Last year, the government had dismantled the EDB after auto companies that entered for the first time or re-entered Pakistan’s auto industry under the Greenfield and Brownfield status in the aftermath of the Auto Development Policy (ADP 2016-21) accused EDB of stepmotherly behaviour towards them. Qureshi claims that if the government supports the electrification of vehicles in the country, prices of electric vehicles can come down to as low as Rs 1.3 million for a car that could be compared with the Toyota Vitz.
“Why look at only big cars when 75% of the market in Pakistan consists of cars with an engine size of 500cc to 1000cc? EVs equivalent to these engine size vehicles are not very expensive. And when one incorporates savings that comes from not spending on petrol or diesel, these EVs becomes much cheaper” he said.
According to a US Department of Energy website fueleconomy.gov, EVs convert about 59%–62% of the electrical energy from the grid to power at the wheels. Conventional gasoline vehicles only convert about 17%–21% of the energy stored in gasoline to power at the wheels. If the Pakistan government approves climate change ministry’s proposal on electric vehicles, where it has asked for zero customs duty and sales tax on CBUs for the first two years, EVs may even be selling for just a little over Rs1 million, according to a working Qureshi showed.
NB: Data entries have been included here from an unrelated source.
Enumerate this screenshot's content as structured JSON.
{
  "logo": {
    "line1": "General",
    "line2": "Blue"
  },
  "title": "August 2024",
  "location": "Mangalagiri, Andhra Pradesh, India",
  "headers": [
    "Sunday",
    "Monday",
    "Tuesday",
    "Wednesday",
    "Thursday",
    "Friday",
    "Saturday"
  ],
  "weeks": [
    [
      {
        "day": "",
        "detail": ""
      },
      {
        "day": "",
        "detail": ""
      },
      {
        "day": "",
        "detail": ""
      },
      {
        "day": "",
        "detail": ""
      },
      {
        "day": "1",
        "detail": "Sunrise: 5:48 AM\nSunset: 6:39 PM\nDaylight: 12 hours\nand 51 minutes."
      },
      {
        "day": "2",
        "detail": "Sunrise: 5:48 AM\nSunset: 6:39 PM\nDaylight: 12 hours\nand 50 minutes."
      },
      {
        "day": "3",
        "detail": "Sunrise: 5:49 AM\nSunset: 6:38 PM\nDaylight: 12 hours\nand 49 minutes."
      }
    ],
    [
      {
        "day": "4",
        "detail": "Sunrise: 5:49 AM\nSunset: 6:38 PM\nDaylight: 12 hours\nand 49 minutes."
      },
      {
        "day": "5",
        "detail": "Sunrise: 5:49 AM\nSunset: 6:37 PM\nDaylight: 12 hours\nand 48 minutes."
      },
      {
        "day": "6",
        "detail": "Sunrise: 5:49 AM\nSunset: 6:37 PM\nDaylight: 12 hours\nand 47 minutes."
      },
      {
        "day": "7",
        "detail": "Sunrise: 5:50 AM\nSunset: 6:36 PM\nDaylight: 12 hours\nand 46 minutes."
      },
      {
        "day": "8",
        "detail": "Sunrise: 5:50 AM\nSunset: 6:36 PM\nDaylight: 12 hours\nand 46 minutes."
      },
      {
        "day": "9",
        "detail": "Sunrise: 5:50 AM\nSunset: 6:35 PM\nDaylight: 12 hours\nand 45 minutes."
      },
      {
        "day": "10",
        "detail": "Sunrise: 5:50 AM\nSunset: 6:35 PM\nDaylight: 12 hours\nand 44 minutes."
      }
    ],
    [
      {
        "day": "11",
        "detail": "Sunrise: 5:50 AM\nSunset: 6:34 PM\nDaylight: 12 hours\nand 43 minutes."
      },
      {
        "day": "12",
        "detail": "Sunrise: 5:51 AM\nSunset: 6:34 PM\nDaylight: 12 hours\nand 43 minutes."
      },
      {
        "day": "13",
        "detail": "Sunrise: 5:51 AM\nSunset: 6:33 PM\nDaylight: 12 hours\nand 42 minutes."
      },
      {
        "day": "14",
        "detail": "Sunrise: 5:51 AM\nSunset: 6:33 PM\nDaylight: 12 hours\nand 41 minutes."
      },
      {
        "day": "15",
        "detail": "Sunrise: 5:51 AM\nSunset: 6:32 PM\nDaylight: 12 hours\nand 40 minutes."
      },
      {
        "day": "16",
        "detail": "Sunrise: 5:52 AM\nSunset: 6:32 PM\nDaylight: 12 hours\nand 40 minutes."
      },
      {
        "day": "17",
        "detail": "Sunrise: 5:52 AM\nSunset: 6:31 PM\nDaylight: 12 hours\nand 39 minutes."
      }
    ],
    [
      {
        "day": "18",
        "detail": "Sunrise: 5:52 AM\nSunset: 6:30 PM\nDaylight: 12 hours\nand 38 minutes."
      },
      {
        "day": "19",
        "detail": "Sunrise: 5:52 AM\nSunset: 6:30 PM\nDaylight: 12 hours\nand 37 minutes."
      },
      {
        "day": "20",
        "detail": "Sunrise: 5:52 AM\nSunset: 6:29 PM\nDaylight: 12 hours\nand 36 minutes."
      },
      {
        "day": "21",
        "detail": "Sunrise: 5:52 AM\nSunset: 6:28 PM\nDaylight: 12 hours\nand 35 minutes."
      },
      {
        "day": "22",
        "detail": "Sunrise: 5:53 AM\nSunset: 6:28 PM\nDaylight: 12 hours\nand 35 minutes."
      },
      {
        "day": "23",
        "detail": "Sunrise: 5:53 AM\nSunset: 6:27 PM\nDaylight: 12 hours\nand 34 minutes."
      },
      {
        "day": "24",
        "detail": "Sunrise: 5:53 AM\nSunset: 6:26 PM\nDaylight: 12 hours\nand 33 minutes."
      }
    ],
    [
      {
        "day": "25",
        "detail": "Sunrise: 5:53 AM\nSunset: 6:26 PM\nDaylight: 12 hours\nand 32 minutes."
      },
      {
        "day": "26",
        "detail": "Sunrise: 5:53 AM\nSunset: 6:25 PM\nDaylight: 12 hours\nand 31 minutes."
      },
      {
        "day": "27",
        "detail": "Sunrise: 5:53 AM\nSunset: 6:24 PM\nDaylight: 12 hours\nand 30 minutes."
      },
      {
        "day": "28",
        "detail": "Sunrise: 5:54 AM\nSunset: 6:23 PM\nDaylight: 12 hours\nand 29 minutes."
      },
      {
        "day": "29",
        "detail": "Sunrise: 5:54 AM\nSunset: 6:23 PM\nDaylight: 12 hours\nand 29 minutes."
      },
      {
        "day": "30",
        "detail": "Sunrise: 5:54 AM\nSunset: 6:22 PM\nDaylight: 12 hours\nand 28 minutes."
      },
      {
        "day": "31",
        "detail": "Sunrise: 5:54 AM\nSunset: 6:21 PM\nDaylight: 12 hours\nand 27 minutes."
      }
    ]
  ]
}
While Qureshi could not give details about the vehicles they were looking to import out of fear of competitors, the two cars initially being brought in are vaguely named as V5 and V9 which can be compared with the Suzuki Cultus and the Toyota Vitz respectively. The cars have already been test-drived in Pakistan.
“At the moment, it would cost around Rs 2.1 million. There’s nearly 43% different duties and taxes if an EV is imported. That increases the price. Moreover, after EVs are imported in CBU form initially, localization can easily start. Our spare parts manufacturer are already making 70% of what makes the price of an EV. The remaining 30% cost would be incurred for importing battery, motor and controller,” he explained.
Pakistan’s auto industry has always been criticized for its reluctance to innovate. Car companies in Pakistan don’t change models for decades, Suzuki’s Mehran being the classic example, only now having been discontinued.
Qureshi has been one of the main players aggressively advocating for electric vehicles in Pakistan. He may be 78-years-old, but he is more forward thinking than many in the industry, challenging anyone who says EVs are more expensive than FFVs to give him their best shot. He thinks Japanese companies are behind this reluctance of Pakistan’s auto players to accept EVs because they cannot compete with China when it comes to EV technology. China has done a lot of R&D on the subject for over a decade now. 80% to 90% lithium batteries are made in China because the country has the largest Lithium deposits in the world. Japanese companies, who have led the FFV industry for decades, will be left behind by Chinese brands if Pakistan were to go full EV mode, especially since China has already been collaborating with American and European companies on the EV fronts.
Both for saving the world, and to have a viable, sustainable future for the auto industry, the government must, and looks like is, seriously trying to make electric cars a thing in Pakistan. But for all the promise, it is yet to be seen whether the electric car policy set to be unveiled any time will disappoint or delight.